Ab initio model building was carried out in COOT42. Initial placement of the TM helices was made based on sequence alignment with TRPV1 and TRPA1. A rough model of the N-terminal AR domain was built by positioning individual Ankyrin repeats (pdb code: 4RLV) into EM density for each of the 29 Ankyrin repeats. Sequence register was then determined by assigning aromatic and other residues with bulky sidechains to well-resolved densities in the final sharpened density map. The linker domain, which is largely α -helical, was then built by connecting the two domains, with large, well-resolved side-chains serving as markers. After building by hand, the model was refined in PHENIX43 using 10 cycles of real-space refinement and the electron scattering table. Problematic regions and Ramachandran outliers were then manually corrected in COOT, followed by an additional 10 cycles of real-space refinement in PHENIX. For cross-validation, the final model was refined against one of the half maps generated in RELION. FSC curves were then calculated between the refined model and half map 1 (‘work’, used in test refinement), the refined model and half map 2 (‘free’, not used in test refinement) and the refined model and the summed map. There is no significant gap between ‘work’ and ‘free’ FSC curves, indicating little effect of over-fitting. Additional validation of the model was carried out using MolProbity44 and EMRinger45 (Supplementary Information Table 1). The program CAVER46 was used to calculate the pore profile shown in Figure 3. The program PyMol was used to calculate surface representation of electrostatic potentials.

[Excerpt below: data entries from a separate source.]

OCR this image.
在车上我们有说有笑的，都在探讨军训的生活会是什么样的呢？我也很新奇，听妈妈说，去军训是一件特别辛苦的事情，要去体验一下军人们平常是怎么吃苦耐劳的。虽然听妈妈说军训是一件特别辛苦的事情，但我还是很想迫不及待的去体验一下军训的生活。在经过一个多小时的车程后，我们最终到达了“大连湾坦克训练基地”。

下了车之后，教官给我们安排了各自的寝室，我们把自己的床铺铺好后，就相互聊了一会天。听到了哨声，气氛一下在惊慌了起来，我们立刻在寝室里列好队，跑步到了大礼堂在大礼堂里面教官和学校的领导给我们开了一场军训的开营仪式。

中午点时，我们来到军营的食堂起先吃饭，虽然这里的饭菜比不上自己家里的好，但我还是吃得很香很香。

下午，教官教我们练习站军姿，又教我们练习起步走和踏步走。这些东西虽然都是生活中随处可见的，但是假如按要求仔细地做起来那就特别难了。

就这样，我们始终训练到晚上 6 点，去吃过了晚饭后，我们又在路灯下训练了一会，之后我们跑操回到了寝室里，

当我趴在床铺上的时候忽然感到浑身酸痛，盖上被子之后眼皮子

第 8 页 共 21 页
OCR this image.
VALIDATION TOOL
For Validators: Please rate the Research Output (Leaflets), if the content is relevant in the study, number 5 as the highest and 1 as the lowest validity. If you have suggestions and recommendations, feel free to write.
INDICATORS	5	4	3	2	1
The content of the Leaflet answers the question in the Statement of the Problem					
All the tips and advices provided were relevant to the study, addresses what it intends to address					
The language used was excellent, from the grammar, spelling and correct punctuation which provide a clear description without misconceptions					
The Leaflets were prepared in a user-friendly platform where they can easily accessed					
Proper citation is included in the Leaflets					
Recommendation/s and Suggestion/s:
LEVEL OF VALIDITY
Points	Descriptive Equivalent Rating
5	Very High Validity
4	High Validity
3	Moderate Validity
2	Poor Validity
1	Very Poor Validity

Microtubule-binding assay by TIRF microscopy

Microtubules were prepared as previously described47. Unlabeled tubulin was mixed with biotinylated tubulin and Alexa-640 labeled tubulin at a ratio of ∼10:2:2 in BRB80 buffer (80 mM PIPES, pH 6.8, 1 mM EGTA, and 1 mM MgCl2). 5 mM GTP was added and the mixture was incubated in a 37°C water bath for 10 minutes. Afterward 20 μM of Taxol was added and the mixture was incubated for an additional 50 minutes at 37°C. Microtubules were spun over a 25% sucrose cushion at 160,000 ×g for 10 minutes in a tabletop centrifuge prior to use.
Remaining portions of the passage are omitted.